On peut généralement juger de l'importance d'une chose
par l'opposition qu'elle suscite. Supposons qu'arrivant dans un pays
inconnu, vous appreniez qu'on se prépare à repousser l'ennemi qui veut
l'envahir ; or, si l'on n'envoie à la frontière que quatre hommes et un
caporal, vous jugerez que l'ennemi n'est pas bien redoutable ; il en
sera tout autrement si vous voyez diriger contre lui de nombreux
bataillons avec tout l'attirail de guerre. Ainsi en est-il des idées
nouvelles. Emettez un système franchement ridicule et impossible
touchant les plus grands intérêts de la société, personne ne songera à
le combattre. Ce système, au contraire, est-il fondé sur la logique et
le bon sens, recrute-t-il des adhérents, les gens intelligents s'en
émeuvent, et tous ceux qui vivent sur l'ancien ordre de choses dressent
contre lui leurs plus formidables batteries. Telle est l'histoire du
Spiritisme ; ceux qui le combattent avec le plus d'acharnement, ce n'est
pas comme idée fausse, car alors on se demanderait pourquoi ils en
laissent passer tant d'autres sans rien dire, mais parce qu'il leur fait
peur ; or, on n'a pas peur d'un moucheron bien qu'on voie quelquefois
un moucheron terrasser un lion.
Remarquez la sagesse
providentielle en toutes choses : jamais une idée nouvelle d'une
certaine importance n'éclate subitement dans toute sa force ; elle
grandit, et peu à peu s'infiltre dans les habitudes.
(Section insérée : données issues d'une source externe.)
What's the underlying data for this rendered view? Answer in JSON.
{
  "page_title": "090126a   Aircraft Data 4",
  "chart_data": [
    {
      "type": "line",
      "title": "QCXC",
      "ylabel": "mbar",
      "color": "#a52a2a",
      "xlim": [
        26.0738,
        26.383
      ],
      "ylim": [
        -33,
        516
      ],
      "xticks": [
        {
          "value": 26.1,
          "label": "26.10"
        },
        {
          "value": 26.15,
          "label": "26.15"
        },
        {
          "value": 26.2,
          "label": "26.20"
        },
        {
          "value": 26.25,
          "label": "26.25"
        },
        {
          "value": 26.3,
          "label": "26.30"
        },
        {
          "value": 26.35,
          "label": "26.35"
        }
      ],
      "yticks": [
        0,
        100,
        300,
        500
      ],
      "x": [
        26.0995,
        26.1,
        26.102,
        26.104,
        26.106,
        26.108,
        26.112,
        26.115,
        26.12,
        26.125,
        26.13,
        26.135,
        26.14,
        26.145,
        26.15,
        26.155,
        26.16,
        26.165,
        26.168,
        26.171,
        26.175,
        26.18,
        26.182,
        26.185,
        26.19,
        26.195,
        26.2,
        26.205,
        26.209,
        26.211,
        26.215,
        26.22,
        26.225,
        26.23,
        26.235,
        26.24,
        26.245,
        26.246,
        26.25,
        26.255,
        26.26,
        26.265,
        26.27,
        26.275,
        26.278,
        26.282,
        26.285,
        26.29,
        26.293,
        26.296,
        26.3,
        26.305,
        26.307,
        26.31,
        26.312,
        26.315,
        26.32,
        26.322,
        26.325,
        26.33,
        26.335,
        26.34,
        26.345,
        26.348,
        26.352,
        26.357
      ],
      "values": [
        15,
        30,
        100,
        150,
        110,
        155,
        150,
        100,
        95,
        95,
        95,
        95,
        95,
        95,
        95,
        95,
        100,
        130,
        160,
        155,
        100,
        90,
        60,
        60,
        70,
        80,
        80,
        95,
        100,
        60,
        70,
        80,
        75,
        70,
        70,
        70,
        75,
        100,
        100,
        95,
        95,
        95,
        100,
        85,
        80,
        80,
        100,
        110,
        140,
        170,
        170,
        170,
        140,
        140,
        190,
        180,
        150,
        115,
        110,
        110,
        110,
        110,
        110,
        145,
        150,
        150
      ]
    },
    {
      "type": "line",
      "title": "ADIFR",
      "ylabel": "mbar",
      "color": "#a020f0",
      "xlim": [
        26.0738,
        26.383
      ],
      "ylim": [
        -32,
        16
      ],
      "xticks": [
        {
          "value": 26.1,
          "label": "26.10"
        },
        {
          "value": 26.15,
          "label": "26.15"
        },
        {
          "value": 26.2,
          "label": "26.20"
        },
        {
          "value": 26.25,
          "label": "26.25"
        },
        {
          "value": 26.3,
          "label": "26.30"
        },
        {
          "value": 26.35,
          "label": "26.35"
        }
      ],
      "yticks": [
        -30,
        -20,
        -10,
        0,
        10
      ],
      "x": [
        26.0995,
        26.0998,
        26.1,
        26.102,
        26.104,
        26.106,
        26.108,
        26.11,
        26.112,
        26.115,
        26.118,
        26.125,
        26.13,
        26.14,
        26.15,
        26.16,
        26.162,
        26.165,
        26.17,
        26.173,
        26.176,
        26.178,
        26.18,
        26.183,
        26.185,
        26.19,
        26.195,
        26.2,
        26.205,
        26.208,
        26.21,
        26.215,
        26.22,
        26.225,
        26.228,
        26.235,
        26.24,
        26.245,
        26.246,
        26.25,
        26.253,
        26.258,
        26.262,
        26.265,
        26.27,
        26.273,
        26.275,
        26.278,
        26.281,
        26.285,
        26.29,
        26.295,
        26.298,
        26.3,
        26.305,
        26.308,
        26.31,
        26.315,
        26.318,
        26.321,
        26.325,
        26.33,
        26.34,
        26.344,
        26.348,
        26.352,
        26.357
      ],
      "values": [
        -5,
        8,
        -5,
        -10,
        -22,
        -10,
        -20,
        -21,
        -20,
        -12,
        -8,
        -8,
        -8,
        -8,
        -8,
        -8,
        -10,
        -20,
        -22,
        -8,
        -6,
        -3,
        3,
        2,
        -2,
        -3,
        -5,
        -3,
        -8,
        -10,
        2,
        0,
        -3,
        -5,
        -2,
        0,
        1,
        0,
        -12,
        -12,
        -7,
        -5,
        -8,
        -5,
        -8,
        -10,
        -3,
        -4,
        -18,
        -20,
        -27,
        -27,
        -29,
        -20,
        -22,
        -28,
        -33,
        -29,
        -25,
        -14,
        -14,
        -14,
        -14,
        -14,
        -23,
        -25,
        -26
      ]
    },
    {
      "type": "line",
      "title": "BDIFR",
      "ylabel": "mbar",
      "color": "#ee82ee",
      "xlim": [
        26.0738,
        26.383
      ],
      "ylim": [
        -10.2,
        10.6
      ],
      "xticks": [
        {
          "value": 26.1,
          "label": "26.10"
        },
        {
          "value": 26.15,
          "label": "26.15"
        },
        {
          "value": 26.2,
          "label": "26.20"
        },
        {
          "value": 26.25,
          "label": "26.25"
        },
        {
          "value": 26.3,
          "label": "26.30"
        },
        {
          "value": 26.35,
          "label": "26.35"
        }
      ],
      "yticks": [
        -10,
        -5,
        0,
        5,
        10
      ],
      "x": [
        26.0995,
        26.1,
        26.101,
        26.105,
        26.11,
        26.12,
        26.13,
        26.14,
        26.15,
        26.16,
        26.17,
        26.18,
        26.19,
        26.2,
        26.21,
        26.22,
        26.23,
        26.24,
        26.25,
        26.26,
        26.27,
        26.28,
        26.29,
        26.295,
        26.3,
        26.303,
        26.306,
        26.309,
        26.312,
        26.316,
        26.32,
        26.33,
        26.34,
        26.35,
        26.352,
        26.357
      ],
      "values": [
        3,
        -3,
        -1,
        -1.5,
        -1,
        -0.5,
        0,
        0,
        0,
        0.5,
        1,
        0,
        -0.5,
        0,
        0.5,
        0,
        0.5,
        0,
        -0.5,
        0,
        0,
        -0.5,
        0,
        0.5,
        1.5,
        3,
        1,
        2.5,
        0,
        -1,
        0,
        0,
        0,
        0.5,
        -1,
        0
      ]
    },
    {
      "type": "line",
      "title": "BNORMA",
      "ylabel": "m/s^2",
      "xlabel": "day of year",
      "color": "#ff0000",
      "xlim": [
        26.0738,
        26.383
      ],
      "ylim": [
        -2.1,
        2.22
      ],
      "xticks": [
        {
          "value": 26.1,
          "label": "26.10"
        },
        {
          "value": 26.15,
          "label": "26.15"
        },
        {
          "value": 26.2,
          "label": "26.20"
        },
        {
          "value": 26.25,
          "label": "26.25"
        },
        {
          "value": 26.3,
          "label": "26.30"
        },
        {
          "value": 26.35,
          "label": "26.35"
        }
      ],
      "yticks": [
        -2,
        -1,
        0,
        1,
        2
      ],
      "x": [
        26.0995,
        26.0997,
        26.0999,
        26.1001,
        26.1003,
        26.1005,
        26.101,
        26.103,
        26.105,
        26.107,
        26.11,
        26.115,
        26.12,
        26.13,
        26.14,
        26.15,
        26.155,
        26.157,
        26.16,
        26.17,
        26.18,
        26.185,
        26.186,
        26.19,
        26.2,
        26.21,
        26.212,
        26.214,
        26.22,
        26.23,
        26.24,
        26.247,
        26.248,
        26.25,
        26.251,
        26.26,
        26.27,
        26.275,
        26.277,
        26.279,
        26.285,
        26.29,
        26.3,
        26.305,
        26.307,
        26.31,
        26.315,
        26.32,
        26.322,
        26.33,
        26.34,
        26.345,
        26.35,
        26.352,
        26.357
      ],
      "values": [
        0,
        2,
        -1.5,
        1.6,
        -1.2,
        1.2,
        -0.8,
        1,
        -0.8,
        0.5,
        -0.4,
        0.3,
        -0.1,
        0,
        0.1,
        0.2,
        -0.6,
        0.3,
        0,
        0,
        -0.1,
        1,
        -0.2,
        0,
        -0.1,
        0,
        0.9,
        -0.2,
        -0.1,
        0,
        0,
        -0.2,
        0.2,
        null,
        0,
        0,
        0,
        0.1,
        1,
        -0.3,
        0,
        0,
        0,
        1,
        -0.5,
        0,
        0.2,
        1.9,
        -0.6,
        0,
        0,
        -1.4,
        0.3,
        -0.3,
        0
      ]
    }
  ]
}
De même le
Spiritisme, que nous pouvons appeler sans présomption, l'idée capitale
du dix-neuvième siècle, et l'on verra plus tard si nous nous sommes
abusés, à commencer par l'innocent phénomène des tables tournantes ;
c'était un enfant avec
lequel ses plus rudes adversaires ont joué, et à la faveur de
l'amusement, il a pénétré partout ; mais il a vite grandi ; aujourd'hui
il est homme et a pris sa place dans le monde philosophique
; on ne joue plus avec lui ; on le discute et on le combat ; s'il eût
été mensonge, utopie, il ne serait pas sorti de ses langes.